“Pantone 2685 and Leopoldville” tackle part of a complex history around the (post) colonial contradictions of humanitarian work within the context of Roger Casement who was executed in 1916. The work is an installation of several elements both inside and outside the galleries. Focused around the word “Leopoldville”, the former colonial name for Kinshasa, the word is rendered as graphically to mimic the Cadbury chocolate confectionary corporate logo. “Leopoldville” then appears as an outdoor illuminated sign, made by shop sign fabricators.
This piece conflates the benevolent financing of humanitarian work – William Cadbury’s funding of Casement’s investigations into human rights atrocities in the former Congo – with the collision of private and corporate interests which often counter such work, e.g. the tens of millions who were revealed to have died under (King) Leopold who treated the Congo as his private fiefdom to be exploited for personal gain. The piece offers a counter-factual critique of big business and humanitarian crisis, wrongly aligning good and bad to speak of the complicit nature of the nation state and multi-national corporation.
The short video Pantone 2685 brings the various elements together with a series of questions put to the CEO of a noted NGO – namely Colm O’Gorman, from Amnesty International Ireland. The conversation aims to tease out the humanitarian legacy of Roger Casement compared with international human rights activism now. The video is rapidly cut to mimic a rather frantic documentary head & shoulders interview style.
Work titles shown:
Pantone 2685, 2016
Video projection
5 minutes
Leopoldville, 2016
acrylic outdoor illuminated sign, double sided
These works were made for Still (the) Barbarians curated by Koyo Kouoh
37th edition of EVA International – Ireland’s Biennial, 16 April – 17 July 2016
http://eva.ie/still-the-barbarians
The film “Our Kind” was screened at the EVA Symposium 13 July, 2016
Curatorial Statment:
2016 is a meaningful year for Ireland as it marks the 100th anniversary of the 1916 Easter Rising, a moment of great significance in the struggle for liberation from British colonial rule. Responding to the context of the centenary, EVA International 2016 curated by Koyo Kouoh will be entitled Still (the) Barbarians and will investigate the post-colonial condition of Ireland as a point of departure from where artistic reflections, critical redefinitions and political transformations are articulated.
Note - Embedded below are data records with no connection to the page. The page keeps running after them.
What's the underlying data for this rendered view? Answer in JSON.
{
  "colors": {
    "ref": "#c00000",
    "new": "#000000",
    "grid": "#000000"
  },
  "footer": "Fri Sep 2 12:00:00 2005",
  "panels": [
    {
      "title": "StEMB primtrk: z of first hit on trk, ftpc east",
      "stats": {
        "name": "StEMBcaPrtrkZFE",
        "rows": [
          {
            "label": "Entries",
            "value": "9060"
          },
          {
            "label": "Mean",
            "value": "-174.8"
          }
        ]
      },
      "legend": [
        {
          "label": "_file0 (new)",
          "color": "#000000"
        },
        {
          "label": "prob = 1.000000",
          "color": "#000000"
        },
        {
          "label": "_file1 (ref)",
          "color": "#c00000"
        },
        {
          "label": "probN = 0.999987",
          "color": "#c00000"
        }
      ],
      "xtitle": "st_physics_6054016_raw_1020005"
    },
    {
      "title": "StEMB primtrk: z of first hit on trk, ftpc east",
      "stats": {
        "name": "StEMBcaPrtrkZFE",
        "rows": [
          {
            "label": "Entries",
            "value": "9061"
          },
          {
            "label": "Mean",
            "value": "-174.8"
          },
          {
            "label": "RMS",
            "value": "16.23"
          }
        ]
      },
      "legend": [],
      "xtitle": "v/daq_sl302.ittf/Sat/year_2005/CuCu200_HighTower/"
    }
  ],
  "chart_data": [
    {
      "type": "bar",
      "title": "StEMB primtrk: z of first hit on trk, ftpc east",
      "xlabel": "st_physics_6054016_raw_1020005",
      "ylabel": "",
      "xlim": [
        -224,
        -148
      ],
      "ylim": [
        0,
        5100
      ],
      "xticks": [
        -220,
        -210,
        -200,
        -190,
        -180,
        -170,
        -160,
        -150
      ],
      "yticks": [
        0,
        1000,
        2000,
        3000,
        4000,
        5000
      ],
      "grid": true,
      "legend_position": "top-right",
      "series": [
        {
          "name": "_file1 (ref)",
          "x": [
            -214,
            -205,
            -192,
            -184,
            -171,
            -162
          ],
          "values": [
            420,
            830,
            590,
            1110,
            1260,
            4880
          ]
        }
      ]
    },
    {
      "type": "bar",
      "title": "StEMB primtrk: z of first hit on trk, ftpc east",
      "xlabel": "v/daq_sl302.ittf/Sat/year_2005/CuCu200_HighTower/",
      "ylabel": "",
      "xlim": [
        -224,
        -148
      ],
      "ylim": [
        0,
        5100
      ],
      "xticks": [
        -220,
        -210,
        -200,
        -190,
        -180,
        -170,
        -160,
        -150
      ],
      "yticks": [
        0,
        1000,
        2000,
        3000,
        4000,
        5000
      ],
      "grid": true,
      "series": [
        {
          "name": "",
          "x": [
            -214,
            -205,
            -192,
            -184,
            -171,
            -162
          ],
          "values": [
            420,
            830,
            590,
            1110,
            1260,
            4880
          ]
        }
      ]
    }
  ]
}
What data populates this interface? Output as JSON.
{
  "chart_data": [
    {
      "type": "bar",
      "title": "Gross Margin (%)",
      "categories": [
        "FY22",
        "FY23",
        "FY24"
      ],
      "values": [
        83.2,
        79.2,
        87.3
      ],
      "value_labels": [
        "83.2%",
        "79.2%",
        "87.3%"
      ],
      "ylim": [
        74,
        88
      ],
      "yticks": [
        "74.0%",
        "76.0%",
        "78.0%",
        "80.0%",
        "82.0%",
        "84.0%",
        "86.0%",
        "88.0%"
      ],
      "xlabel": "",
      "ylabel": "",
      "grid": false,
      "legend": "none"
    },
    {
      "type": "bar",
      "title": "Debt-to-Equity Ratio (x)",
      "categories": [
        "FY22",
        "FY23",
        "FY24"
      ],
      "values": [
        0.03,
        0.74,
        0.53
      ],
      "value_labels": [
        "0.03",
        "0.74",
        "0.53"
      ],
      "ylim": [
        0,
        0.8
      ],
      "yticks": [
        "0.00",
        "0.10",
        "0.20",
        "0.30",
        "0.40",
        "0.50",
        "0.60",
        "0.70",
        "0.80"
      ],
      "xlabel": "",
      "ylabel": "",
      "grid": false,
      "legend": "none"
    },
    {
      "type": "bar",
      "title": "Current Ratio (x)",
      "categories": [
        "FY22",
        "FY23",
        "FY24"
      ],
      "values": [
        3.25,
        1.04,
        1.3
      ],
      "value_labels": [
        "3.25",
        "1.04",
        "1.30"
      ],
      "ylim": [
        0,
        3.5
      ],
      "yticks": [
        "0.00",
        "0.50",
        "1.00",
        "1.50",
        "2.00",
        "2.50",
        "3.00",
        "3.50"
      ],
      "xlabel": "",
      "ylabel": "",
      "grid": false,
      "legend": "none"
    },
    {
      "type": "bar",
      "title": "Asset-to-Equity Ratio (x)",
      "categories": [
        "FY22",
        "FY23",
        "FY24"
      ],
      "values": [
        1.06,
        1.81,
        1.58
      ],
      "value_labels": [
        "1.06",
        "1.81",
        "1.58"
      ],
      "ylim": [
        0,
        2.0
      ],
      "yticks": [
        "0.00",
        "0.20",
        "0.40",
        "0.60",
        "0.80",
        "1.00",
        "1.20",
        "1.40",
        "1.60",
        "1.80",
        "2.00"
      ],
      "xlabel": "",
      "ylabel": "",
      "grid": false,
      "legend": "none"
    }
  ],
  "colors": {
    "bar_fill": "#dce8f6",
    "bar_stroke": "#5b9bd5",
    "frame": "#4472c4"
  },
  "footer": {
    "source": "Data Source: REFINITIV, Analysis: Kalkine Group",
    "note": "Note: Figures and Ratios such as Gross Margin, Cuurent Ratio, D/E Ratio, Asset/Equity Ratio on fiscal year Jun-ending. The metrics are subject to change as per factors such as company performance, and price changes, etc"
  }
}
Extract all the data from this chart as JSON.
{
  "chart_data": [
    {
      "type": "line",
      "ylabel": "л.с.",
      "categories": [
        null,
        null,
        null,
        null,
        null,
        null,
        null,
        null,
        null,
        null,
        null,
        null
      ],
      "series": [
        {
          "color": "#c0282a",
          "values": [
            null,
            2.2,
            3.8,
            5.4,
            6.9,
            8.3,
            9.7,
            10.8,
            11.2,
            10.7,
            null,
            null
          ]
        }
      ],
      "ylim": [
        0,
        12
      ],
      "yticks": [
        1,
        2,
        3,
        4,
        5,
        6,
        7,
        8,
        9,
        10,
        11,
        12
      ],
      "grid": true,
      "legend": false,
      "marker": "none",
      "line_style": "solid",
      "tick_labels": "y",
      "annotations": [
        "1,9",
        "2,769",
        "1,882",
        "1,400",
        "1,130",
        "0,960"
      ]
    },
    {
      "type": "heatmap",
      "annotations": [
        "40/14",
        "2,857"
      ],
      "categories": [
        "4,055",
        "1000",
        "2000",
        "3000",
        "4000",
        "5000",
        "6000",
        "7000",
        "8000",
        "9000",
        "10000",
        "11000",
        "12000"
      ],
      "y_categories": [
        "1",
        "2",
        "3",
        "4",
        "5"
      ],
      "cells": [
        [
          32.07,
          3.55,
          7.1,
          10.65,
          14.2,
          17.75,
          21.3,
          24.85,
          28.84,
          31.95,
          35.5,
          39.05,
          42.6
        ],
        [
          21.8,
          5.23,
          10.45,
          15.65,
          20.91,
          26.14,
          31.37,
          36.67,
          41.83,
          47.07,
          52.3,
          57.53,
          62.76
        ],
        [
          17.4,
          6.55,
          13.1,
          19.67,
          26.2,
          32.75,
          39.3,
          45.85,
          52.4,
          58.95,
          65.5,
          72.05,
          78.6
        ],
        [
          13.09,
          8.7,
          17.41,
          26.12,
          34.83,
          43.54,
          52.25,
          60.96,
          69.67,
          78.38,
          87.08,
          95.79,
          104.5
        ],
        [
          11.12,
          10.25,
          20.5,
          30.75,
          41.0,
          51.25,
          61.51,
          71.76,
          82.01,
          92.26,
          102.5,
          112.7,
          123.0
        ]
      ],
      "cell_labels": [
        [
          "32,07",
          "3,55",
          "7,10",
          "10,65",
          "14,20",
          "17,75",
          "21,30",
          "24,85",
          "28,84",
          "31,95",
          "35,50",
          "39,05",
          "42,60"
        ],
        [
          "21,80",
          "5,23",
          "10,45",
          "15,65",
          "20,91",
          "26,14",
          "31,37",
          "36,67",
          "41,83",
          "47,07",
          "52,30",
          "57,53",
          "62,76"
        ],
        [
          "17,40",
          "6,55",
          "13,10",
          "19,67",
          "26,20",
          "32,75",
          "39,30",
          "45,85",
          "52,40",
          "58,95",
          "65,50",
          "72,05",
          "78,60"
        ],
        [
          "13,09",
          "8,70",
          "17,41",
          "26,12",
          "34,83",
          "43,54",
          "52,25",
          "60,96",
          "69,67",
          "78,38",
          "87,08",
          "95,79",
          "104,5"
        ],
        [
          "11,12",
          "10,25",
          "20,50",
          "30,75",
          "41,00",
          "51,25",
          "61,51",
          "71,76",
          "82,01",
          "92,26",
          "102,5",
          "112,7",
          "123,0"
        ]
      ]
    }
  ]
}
The biennial programme will address artistic, architectural, literary and critical positions that interpret colonial effects on the psyche, landscape and imagination, and that continue to shape our present condition. Diasporic dispersions caused by invasive disruptions of social, cultural, religious and political orders have long been subject matter for artists, writers, filmmakers, architects, scientists and activists. Coinciding with the centenary of the Easter Rising, Still (the) Barbarians aims to draw a concentric artistic and political cartography, mapping the conflations and confines of the global post-colonial typology with Ireland as its central starting point.
The convecting discourses on racism as a foundational and enduring system for exclusion and exploitation will appear throughout the biennial as the framework on which to build contemporary fictions and future utopias of togetherness. Still (the) Barbarians will further examine the relationships between the various forms of mental, physical and institutional decolonization across the world in comparison to Ireland as the primary testing territory of Western colonization systems before their expansion to the global map. Informed by the longstanding and persistent unease with forms of subjugation, alienation, humiliation and dispossession and their inevitable result in war and terror, the curatorial project wishes to engage with practices displaying aesthetics of subversion, transcendence and reappropriation.
Commenting on her appointment and curatorial approach to Still (the) Barbarians, Koyo Kouoh said: “Ireland, which I consider the first and foremost laboratory of the British colonial enterprise, has always been a fixture in my thinking on the psychological and political effects a system designed to humiliate and alienate can have on peoples’ souls. The coincidence of EVA 2016 with the centenary celebrations of the Easter Rising provides a welcome opportunity to engage artists and thinkers in this exciting discussion.”